Additionally, we did the same process to see if we could obtain the similar results on the A100 server.

./llama-bench -m ./llama-68m/ggml-model-f16.gguf -p 0 -n 128,256,512
ggml_cuda_init: GGML_CUDA_FORCE_MMQ:    no
ggml_cuda_init: GGML_CUDA_FORCE_CUBLAS: no
ggml_cuda_init: found 1 CUDA devices:
  Device 0: NVIDIA A100-SXM4-80GB, compute capability 8.0, VMM: yes

model	size	params	backend	ngl	test	t/s
llama ?B F16	129.76 MiB	68.03 M	CUDA	99	tg128	2627.97 ± 39.52
llama ?B F16	129.76 MiB	68.03 M	CUDA	99	tg256	2827.87 ± 53.34
llama ?B F16	129.76 MiB	68.03 M	CUDA	99	tg512	2824.42 ± 13.34

./llama-cli -m ./llama-68m/ggml-model-f16.gguf -e -ngl 100 -t 4 -n 512 -c 2048 -p "What can we do with llama llm model?"

ggml_cuda_init: GGML_CUDA_FORCE_MMQ:    no
ggml_cuda_init: GGML_CUDA_FORCE_CUBLAS: no
ggml_cuda_init: found 1 CUDA devices:
  Device 0: NVIDIA A100-SXM4-80GB, compute capability 8.0, VMM: yes
..............
llama_print_timings:        load time =    1354.61 ms
llama_print_timings:      sample time =      18.16 ms /   512 runs   (    0.04 ms per token, 28187.62 tokens per second)
llama_print_timings: prompt eval time =       0.90 ms /    12 tokens (    0.07 ms per token, 13363.03 tokens per second)
llama_print_timings:        eval time =     200.27 ms /   511 runs   (    0.39 ms per token,  2551.52 tokens per second)
llama_print_timings:       total time =     241.64 ms /   523 tokens

Now, the remaining question is why we were able to obtain consistent results from llama-bench and llama-cli in the RTX GPU tests without the LLAMA_DISABLE_LOGS=1 option.

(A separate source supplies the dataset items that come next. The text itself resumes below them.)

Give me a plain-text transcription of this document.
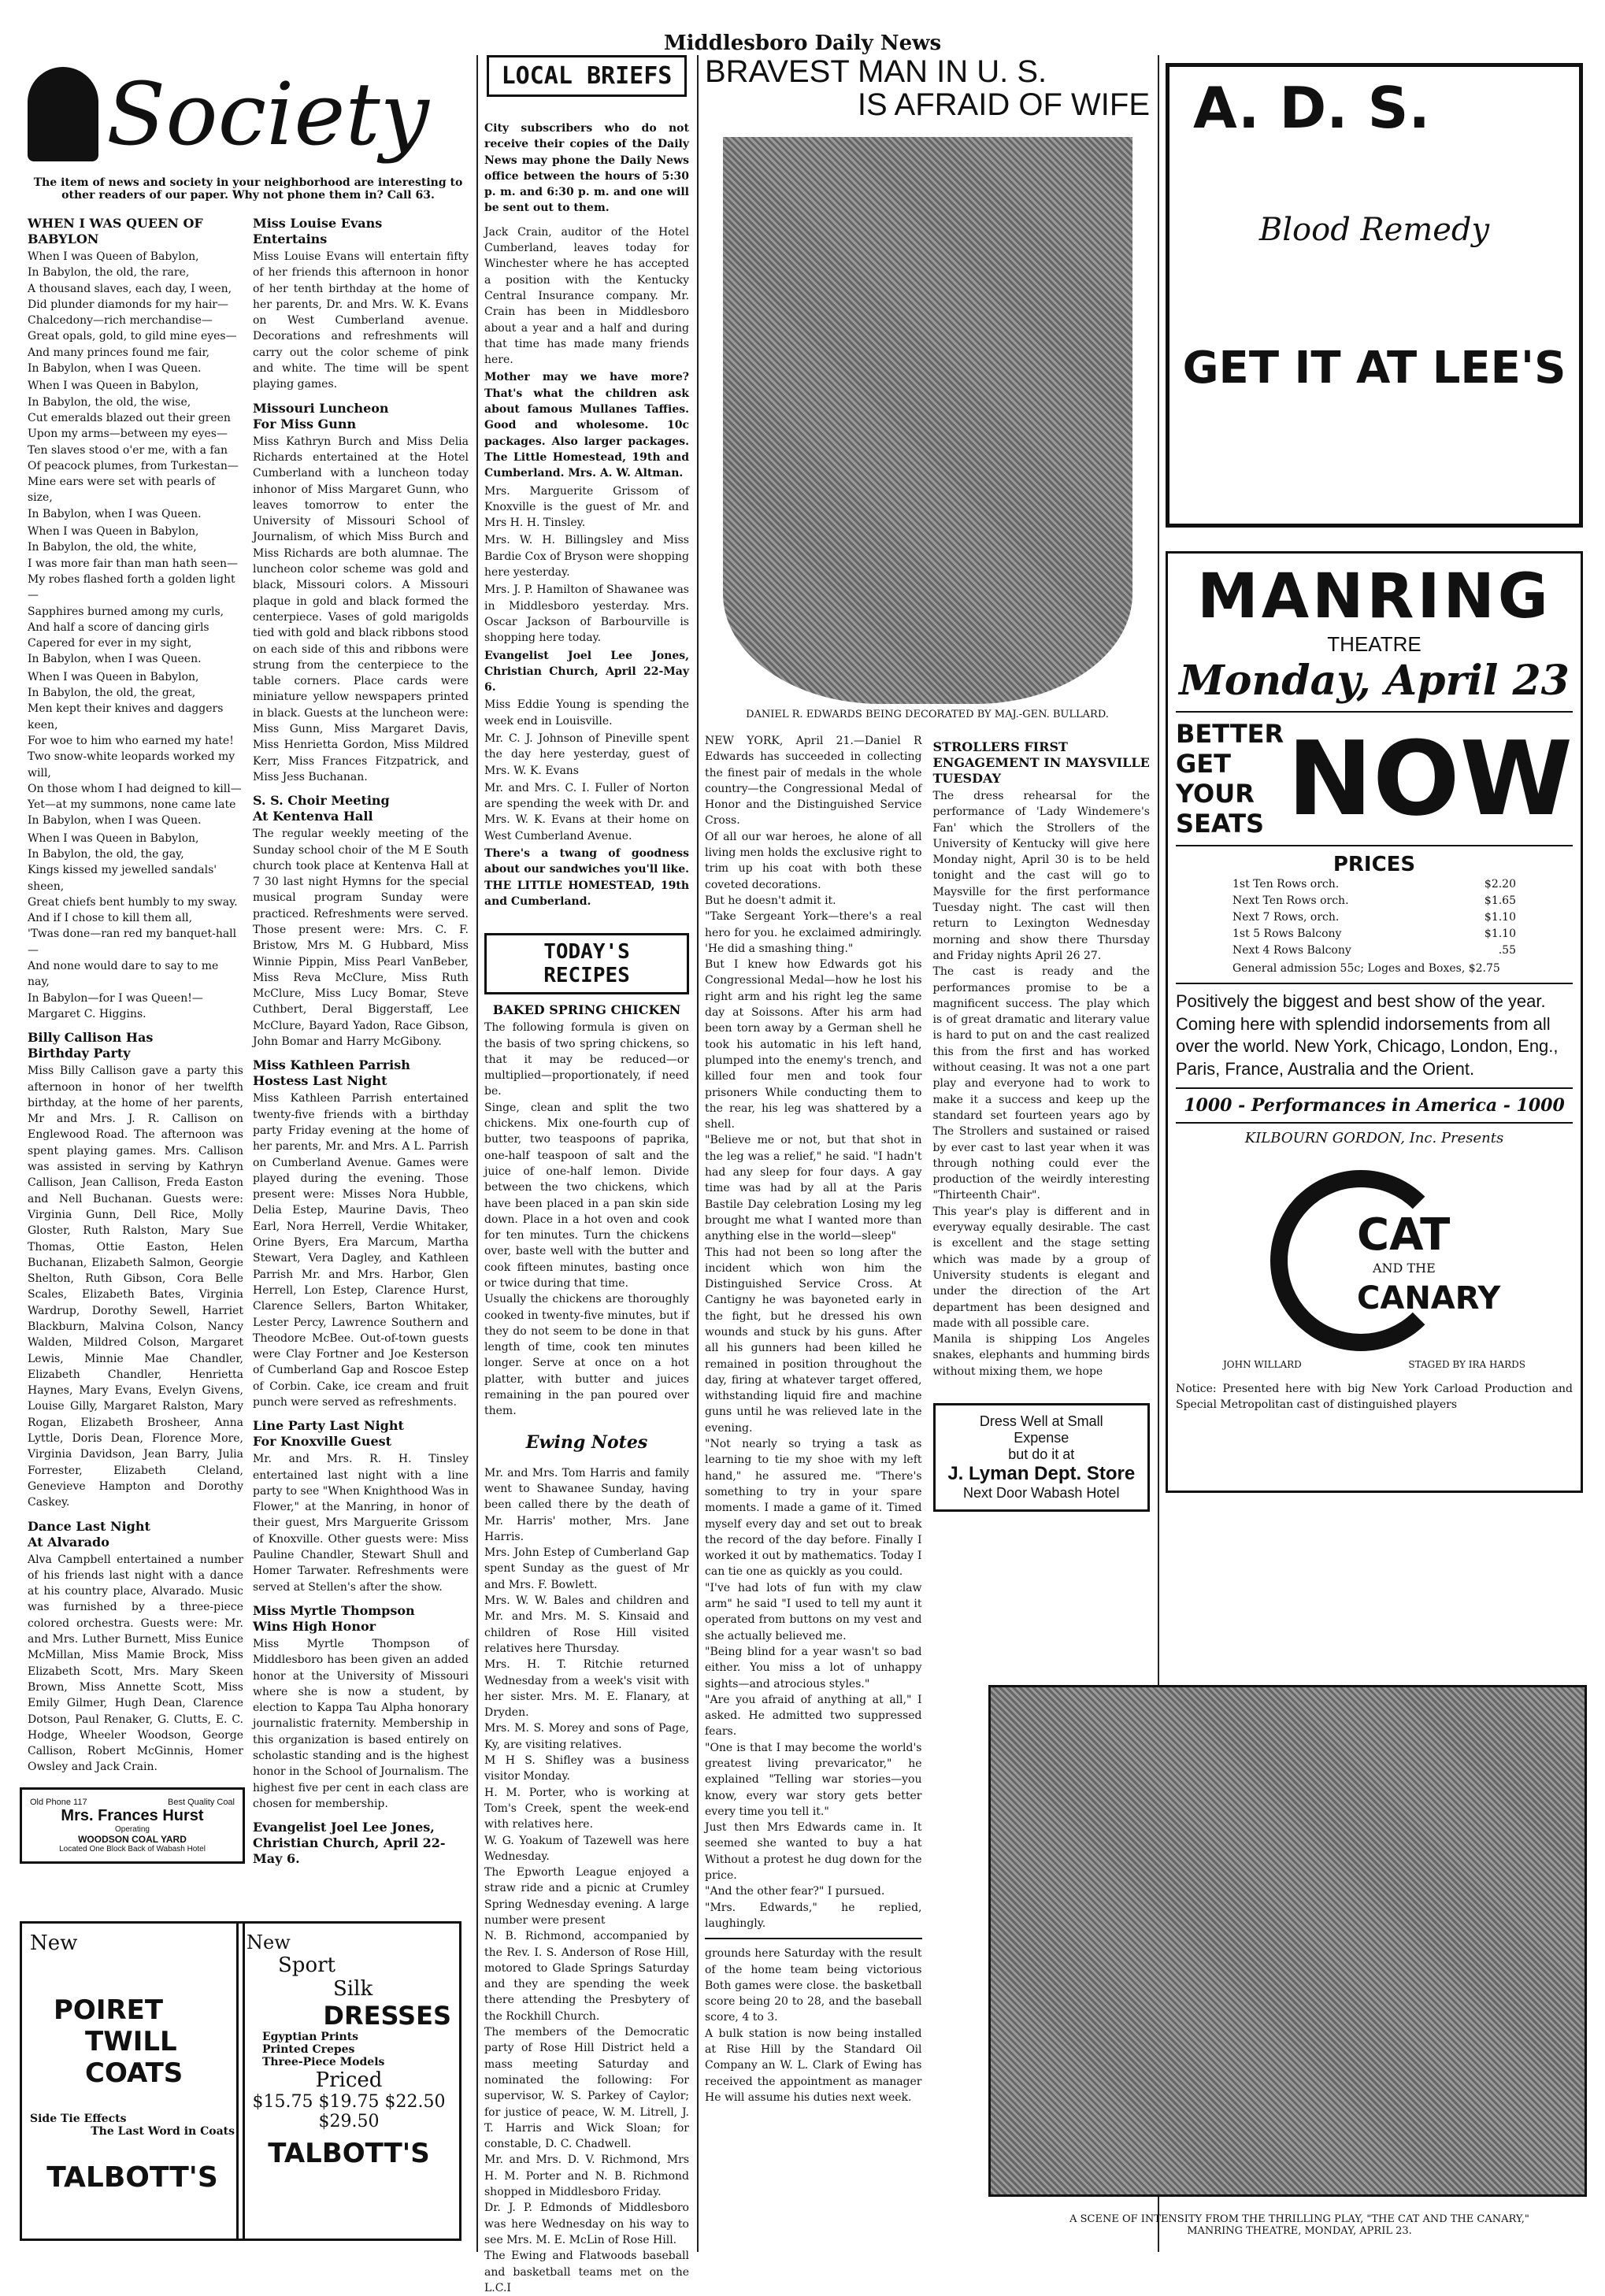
Middlesboro Daily News
Society
The item of news and society in your neighborhood are interesting to other readers of our paper. Why not phone them in? Call 63.
WHEN I WAS QUEEN OF BABYLON
When I was Queen of Babylon,
In Babylon, the old, the rare,
A thousand slaves, each day, I ween,
Did plunder diamonds for my hair—
Chalcedony—rich merchandise—
Great opals, gold, to gild mine eyes—
And many princes found me fair,
In Babylon, when I was Queen.
When I was Queen in Babylon,
In Babylon, the old, the wise,
Cut emeralds blazed out their green
Upon my arms—between my eyes—
Ten slaves stood o'er me, with a fan
Of peacock plumes, from Turkestan—
Mine ears were set with pearls of size,
In Babylon, when I was Queen.
When I was Queen in Babylon,
In Babylon, the old, the white,
I was more fair than man hath seen—
My robes flashed forth a golden light—
Sapphires burned among my curls,
And half a score of dancing girls
Capered for ever in my sight,
In Babylon, when I was Queen.
When I was Queen in Babylon,
In Babylon, the old, the great,
Men kept their knives and daggers keen,
For woe to him who earned my hate!
Two snow-white leopards worked my will,
On those whom I had deigned to kill—
Yet—at my summons, none came late
In Babylon, when I was Queen.
When I was Queen in Babylon,
In Babylon, the old, the gay,
Kings kissed my jewelled sandals' sheen,
Great chiefs bent humbly to my sway.
And if I chose to kill them all,
'Twas done—ran red my banquet-hall—
And none would dare to say to me nay,
In Babylon—for I was Queen!—Margaret C. Higgins.
Billy Callison Has
Birthday Party
Miss Billy Callison gave a party this afternoon in honor of her twelfth birthday, at the home of her parents, Mr and Mrs. J. R. Callison on Englewood Road. The afternoon was spent playing games. Mrs. Callison was assisted in serving by Kathryn Callison, Jean Callison, Freda Easton and Nell Buchanan. Guests were: Virginia Gunn, Dell Rice, Molly Gloster, Ruth Ralston, Mary Sue Thomas, Ottie Easton, Helen Buchanan, Elizabeth Salmon, Georgie Shelton, Ruth Gibson, Cora Belle Scales, Elizabeth Bates, Virginia Wardrup, Dorothy Sewell, Harriet Blackburn, Malvina Colson, Nancy Walden, Mildred Colson, Margaret Lewis, Minnie Mae Chandler, Elizabeth Chandler, Henrietta Haynes, Mary Evans, Evelyn Givens, Louise Gilly, Margaret Ralston, Mary Rogan, Elizabeth Brosheer, Anna Lyttle, Doris Dean, Florence More, Virginia Davidson, Jean Barry, Julia Forrester, Elizabeth Cleland, Genevieve Hampton and Dorothy Caskey.
Dance Last Night
At Alvarado
Alva Campbell entertained a number of his friends last night with a dance at his country place, Alvarado. Music was furnished by a three-piece colored orchestra. Guests were: Mr. and Mrs. Luther Burnett, Miss Eunice McMillan, Miss Mamie Brock, Miss Elizabeth Scott, Mrs. Mary Skeen Brown, Miss Annette Scott, Miss Emily Gilmer, Hugh Dean, Clarence Dotson, Paul Renaker, G. Clutts, E. C. Hodge, Wheeler Woodson, George Callison, Robert McGinnis, Homer Owsley and Jack Crain.
Miss Louise Evans
Entertains
Miss Louise Evans will entertain fifty of her friends this afternoon in honor of her tenth birthday at the home of her parents, Dr. and Mrs. W. K. Evans on West Cumberland avenue. Decorations and refreshments will carry out the color scheme of pink and white. The time will be spent playing games.
Missouri Luncheon
For Miss Gunn
Miss Kathryn Burch and Miss Delia Richards entertained at the Hotel Cumberland with a luncheon today inhonor of Miss Margaret Gunn, who leaves tomorrow to enter the University of Missouri School of Journalism, of which Miss Burch and Miss Richards are both alumnae. The luncheon color scheme was gold and black, Missouri colors. A Missouri plaque in gold and black formed the centerpiece. Vases of gold marigolds tied with gold and black ribbons stood on each side of this and ribbons were strung from the centerpiece to the table corners. Place cards were miniature yellow newspapers printed in black. Guests at the luncheon were: Miss Gunn, Miss Margaret Davis, Miss Henrietta Gordon, Miss Mildred Kerr, Miss Frances Fitzpatrick, and Miss Jess Buchanan.
S. S. Choir Meeting
At Kentenva Hall
The regular weekly meeting of the Sunday school choir of the M E South church took place at Kentenva Hall at 7 30 last night Hymns for the special musical program Sunday were practiced. Refreshments were served. Those present were: Mrs. C. F. Bristow, Mrs M. G Hubbard, Miss Winnie Pippin, Miss Pearl VanBeber, Miss Reva McClure, Miss Ruth McClure, Miss Lucy Bomar, Steve Cuthbert, Deral Biggerstaff, Lee McClure, Bayard Yadon, Race Gibson, John Bomar and Harry McGibony.
Miss Kathleen Parrish
Hostess Last Night
Miss Kathleen Parrish entertained twenty-five friends with a birthday party Friday evening at the home of her parents, Mr. and Mrs. A L. Parrish on Cumberland Avenue. Games were played during the evening. Those present were: Misses Nora Hubble, Delia Estep, Maurine Davis, Theo Earl, Nora Herrell, Verdie Whitaker, Orine Byers, Era Marcum, Martha Stewart, Vera Dagley, and Kathleen Parrish Mr. and Mrs. Harbor, Glen Herrell, Lon Estep, Clarence Hurst, Clarence Sellers, Barton Whitaker, Lester Percy, Lawrence Southern and Theodore McBee. Out-of-town guests were Clay Fortner and Joe Kesterson of Cumberland Gap and Roscoe Estep of Corbin. Cake, ice cream and fruit punch were served as refreshments.
Line Party Last Night
For Knoxville Guest
Mr. and Mrs. R. H. Tinsley entertained last night with a line party to see "When Knighthood Was in Flower," at the Manring, in honor of their guest, Mrs Marguerite Grissom of Knoxville. Other guests were: Miss Pauline Chandler, Stewart Shull and Homer Tarwater. Refreshments were served at Stellen's after the show.
Miss Myrtle Thompson
Wins High Honor
Miss Myrtle Thompson of Middlesboro has been given an added honor at the University of Missouri where she is now a student, by election to Kappa Tau Alpha honorary journalistic fraternity. Membership in this organization is based entirely on scholastic standing and is the highest honor in the School of Journalism. The highest five per cent in each class are chosen for membership.
Evangelist Joel Lee Jones, Christian Church, April 22-May 6.
Old Phone 117	Best Quality Coal
Mrs. Frances Hurst
Operating
WOODSON COAL YARD
Located One Block Back of Wabash Hotel
New
POIRET
TWILL COATS
Side Tie Effects
The Last Word in Coats
TALBOTT'S
New
Sport
Silk
DRESSES
Egyptian Prints
Printed Crepes
Three-Piece Models
Priced
$15.75 $19.75 $22.50
$29.50
TALBOTT'S
LOCAL BRIEFS
City subscribers who do not receive their copies of the Daily News may phone the Daily News office between the hours of 5:30 p. m. and 6:30 p. m. and one will be sent out to them.
Jack Crain, auditor of the Hotel Cumberland, leaves today for Winchester where he has accepted a position with the Kentucky Central Insurance company. Mr. Crain has been in Middlesboro about a year and a half and during that time has made many friends here.
Mother may we have more? That's what the children ask about famous Mullanes Taffies. Good and wholesome. 10c packages. Also larger packages. The Little Homestead, 19th and Cumberland. Mrs. A. W. Altman.
Mrs. Marguerite Grissom of Knoxville is the guest of Mr. and Mrs H. H. Tinsley.
Mrs. W. H. Billingsley and Miss Bardie Cox of Bryson were shopping here yesterday.
Mrs. J. P. Hamilton of Shawanee was in Middlesboro yesterday. Mrs. Oscar Jackson of Barbourville is shopping here today.
Evangelist Joel Lee Jones, Christian Church, April 22-May 6.
Miss Eddie Young is spending the week end in Louisville.
Mr. C. J. Johnson of Pineville spent the day here yesterday, guest of Mrs. W. K. Evans
Mr. and Mrs. C. I. Fuller of Norton are spending the week with Dr. and Mrs. W. K. Evans at their home on West Cumberland Avenue.
There's a twang of goodness about our sandwiches you'll like. THE LITTLE HOMESTEAD, 19th and Cumberland.
TODAY'S RECIPES
BAKED SPRING CHICKEN
The following formula is given on the basis of two spring chickens, so that it may be reduced—or multiplied—proportionately, if need be.
Singe, clean and split the two chickens. Mix one-fourth cup of butter, two teaspoons of paprika, one-half teaspoon of salt and the juice of one-half lemon. Divide between the two chickens, which have been placed in a pan skin side down. Place in a hot oven and cook for ten minutes. Turn the chickens over, baste well with the butter and cook fifteen minutes, basting once or twice during that time.
Usually the chickens are thoroughly cooked in twenty-five minutes, but if they do not seem to be done in that length of time, cook ten minutes longer. Serve at once on a hot platter, with butter and juices remaining in the pan poured over them.
Ewing Notes
Mr. and Mrs. Tom Harris and family went to Shawanee Sunday, having been called there by the death of Mr. Harris' mother, Mrs. Jane Harris.
Mrs. John Estep of Cumberland Gap spent Sunday as the guest of Mr and Mrs. F. Bowlett.
Mrs. W. W. Bales and children and Mr. and Mrs. M. S. Kinsaid and children of Rose Hill visited relatives here Thursday.
Mrs. H. T. Ritchie returned Wednesday from a week's visit with her sister. Mrs. M. E. Flanary, at Dryden.
Mrs. M. S. Morey and sons of Page, Ky, are visiting relatives.
M H S. Shifley was a business visitor Monday.
H. M. Porter, who is working at Tom's Creek, spent the week-end with relatives here.
W. G. Yoakum of Tazewell was here Wednesday.
The Epworth League enjoyed a straw ride and a picnic at Crumley Spring Wednesday evening. A large number were present
N. B. Richmond, accompanied by the Rev. I. S. Anderson of Rose Hill, motored to Glade Springs Saturday and they are spending the week there attending the Presbytery of the Rockhill Church.
The members of the Democratic party of Rose Hill District held a mass meeting Saturday and nominated the following: For supervisor, W. S. Parkey of Caylor; for justice of peace, W. M. Litrell, J. T. Harris and Wick Sloan; for constable, D. C. Chadwell.
Mr. and Mrs. D. V. Richmond, Mrs H. M. Porter and N. B. Richmond shopped in Middlesboro Friday.
Dr. J. P. Edmonds of Middlesboro was here Wednesday on his way to see Mrs. M. E. McLin of Rose Hill.
The Ewing and Flatwoods baseball and basketball teams met on the L.C.I
BRAVEST MAN IN U. S.
IS AFRAID OF WIFE
DANIEL R. EDWARDS BEING DECORATED BY MAJ.-GEN. BULLARD.
NEW YORK, April 21.—Daniel R Edwards has succeeded in collecting the finest pair of medals in the whole country—the Congressional Medal of Honor and the Distinguished Service Cross.
Of all our war heroes, he alone of all living men holds the exclusive right to trim up his coat with both these coveted decorations.
But he doesn't admit it.
"Take Sergeant York—there's a real hero for you. he exclaimed admiringly. 'He did a smashing thing."
But I knew how Edwards got his Congressional Medal—how he lost his right arm and his right leg the same day at Soissons. After his arm had been torn away by a German shell he took his automatic in his left hand, plumped into the enemy's trench, and killed four men and took four prisoners While conducting them to the rear, his leg was shattered by a shell.
"Believe me or not, but that shot in the leg was a relief," he said. "I hadn't had any sleep for four days. A gay time was had by all at the Paris Bastile Day celebration Losing my leg brought me what I wanted more than anything else in the world—sleep"
This had not been so long after the incident which won him the Distinguished Service Cross. At Cantigny he was bayoneted early in the fight, but he dressed his own wounds and stuck by his guns. After all his gunners had been killed he remained in position throughout the day, firing at whatever target offered, withstanding liquid fire and machine guns until he was relieved late in the evening.
"Not nearly so trying a task as learning to tie my shoe with my left hand," he assured me. "There's something to try in your spare moments. I made a game of it. Timed myself every day and set out to break the record of the day before. Finally I worked it out by mathematics. Today I can tie one as quickly as you could.
"I've had lots of fun with my claw arm" he said "I used to tell my aunt it operated from buttons on my vest and she actually believed me.
"Being blind for a year wasn't so bad either. You miss a lot of unhappy sights—and atrocious styles."
"Are you afraid of anything at all," I asked. He admitted two suppressed fears.
"One is that I may become the world's greatest living prevaricator," he explained "Telling war stories—you know, every war story gets better every time you tell it."
Just then Mrs Edwards came in. It seemed she wanted to buy a hat Without a protest he dug down for the price.
"And the other fear?" I pursued.
"Mrs. Edwards," he replied, laughingly.
grounds here Saturday with the result of the home team being victorious Both games were close. the basketball score being 20 to 28, and the baseball score, 4 to 3.
A bulk station is now being installed at Rise Hill by the Standard Oil Company an W. L. Clark of Ewing has received the appointment as manager He will assume his duties next week.
STROLLERS FIRST ENGAGEMENT IN MAYSVILLE TUESDAY
The dress rehearsal for the performance of 'Lady Windemere's Fan' which the Strollers of the University of Kentucky will give here Monday night, April 30 is to be held tonight and the cast will go to Maysville for the first performance Tuesday night. The cast will then return to Lexington Wednesday morning and show there Thursday and Friday nights April 26 27.
The cast is ready and the performances promise to be a magnificent success. The play which is of great dramatic and literary value is hard to put on and the cast realized this from the first and has worked without ceasing. It was not a one part play and everyone had to work to make it a success and keep up the standard set fourteen years ago by The Strollers and sustained or raised by ever cast to last year when it was through nothing could ever the production of the weirdly interesting "Thirteenth Chair".
This year's play is different and in everyway equally desirable. The cast is excellent and the stage setting which was made by a group of University students is elegant and under the direction of the Art department has been designed and made with all possible care.
Manila is shipping Los Angeles snakes, elephants and humming birds without mixing them, we hope
Dress Well at Small
Expense
but do it at
J. Lyman Dept. Store
Next Door Wabash Hotel
A. D. S.
Blood Remedy
GET IT AT LEE'S
MANRING
THEATRE
Monday, April 23
BETTER
GET YOUR
SEATS NOW
PRICES
1st Ten Rows orch.	$2.20
Next Ten Rows orch.	$1.65
Next 7 Rows, orch.	$1.10
1st 5 Rows Balcony	$1.10
Next 4 Rows Balcony	.55
General admission 55c; Loges and Boxes, $2.75
Positively the biggest and best show of the year. Coming here with splendid indorsements from all over the world. New York, Chicago, London, Eng., Paris, France, Australia and the Orient.
1000 - Performances in America - 1000
KILBOURN GORDON, Inc. Presents
CAT
AND THE
CANARY
JOHN WILLARD	STAGED BY IRA HARDS
Notice: Presented here with big New York Carload Production and Special Metropolitan cast of distinguished players
A SCENE OF INTENSITY FROM THE THRILLING PLAY, "THE CAT AND THE CANARY," MANRING THEATRE, MONDAY, APRIL 23.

However, this issue might be resolved by:

modifying the logging method
or analyzing the desktop vs server environment configuration.

In conclusion, it was your thoughtful help that us to solve the problem. Thank you so much! 👍👍👍

mscheong01 commented 1 month ago

Maybe the difference is because your local desktop has more CPU resources available for logging than the GPU servers?

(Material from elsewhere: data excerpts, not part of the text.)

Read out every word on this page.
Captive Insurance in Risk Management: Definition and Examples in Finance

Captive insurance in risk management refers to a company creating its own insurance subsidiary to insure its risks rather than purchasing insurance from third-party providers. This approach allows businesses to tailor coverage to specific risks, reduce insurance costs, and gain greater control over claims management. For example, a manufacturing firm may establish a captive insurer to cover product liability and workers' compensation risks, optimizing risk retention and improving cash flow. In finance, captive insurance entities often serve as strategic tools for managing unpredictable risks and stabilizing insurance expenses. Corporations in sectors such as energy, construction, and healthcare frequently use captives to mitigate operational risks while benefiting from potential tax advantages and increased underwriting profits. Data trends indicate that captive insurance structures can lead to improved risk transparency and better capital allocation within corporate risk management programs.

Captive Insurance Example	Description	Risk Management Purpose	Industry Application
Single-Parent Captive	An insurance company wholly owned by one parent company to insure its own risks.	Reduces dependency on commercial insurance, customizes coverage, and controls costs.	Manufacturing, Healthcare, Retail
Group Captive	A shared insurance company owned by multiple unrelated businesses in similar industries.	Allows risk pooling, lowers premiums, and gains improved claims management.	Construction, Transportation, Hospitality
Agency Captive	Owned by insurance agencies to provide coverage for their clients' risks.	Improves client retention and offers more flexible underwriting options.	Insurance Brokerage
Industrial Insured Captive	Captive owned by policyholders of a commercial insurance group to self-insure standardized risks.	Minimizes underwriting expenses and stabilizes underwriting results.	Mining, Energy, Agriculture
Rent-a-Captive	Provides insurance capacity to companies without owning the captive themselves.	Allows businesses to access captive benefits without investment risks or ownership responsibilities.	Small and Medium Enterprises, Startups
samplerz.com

I think this information is worth mentioning in the docs or in this issue as it seems to have a significant impact.

Also, thanks for sharing your benchmarks! 😄 🙇‍♂️

bong-furiosa commented 1 month ago

Thank you @mscheong01 for checking this issue! As you suggested, I have reported this issue in #6398. 👍 I'm not sure how well this issue matches with the discussion. However, I'm looking forward to further discussion on this issue and find the exact cause.

ggerganov commented 1 month ago

The logging does incur some overhead as it is synchronous and some of the stuff that we log (e.g. batch contents) involves some heavy ops like detokenization. For very small models such as the 68M one used in the tests earlier, this can have noticeable impact, though it was still surprising to see such a big difference in your tests. For bigger models (i.e. above 1B) I expect that the logging overhead will have much smaller impact - maybe close to insignificant

In any case, all of this will be resolved when we implement asynchronous logging and add compile-time verbosity levels (#8566)

github-actions[bot] commented 1 day ago

This issue was closed because it has been inactive for 14 days since being marked as stale.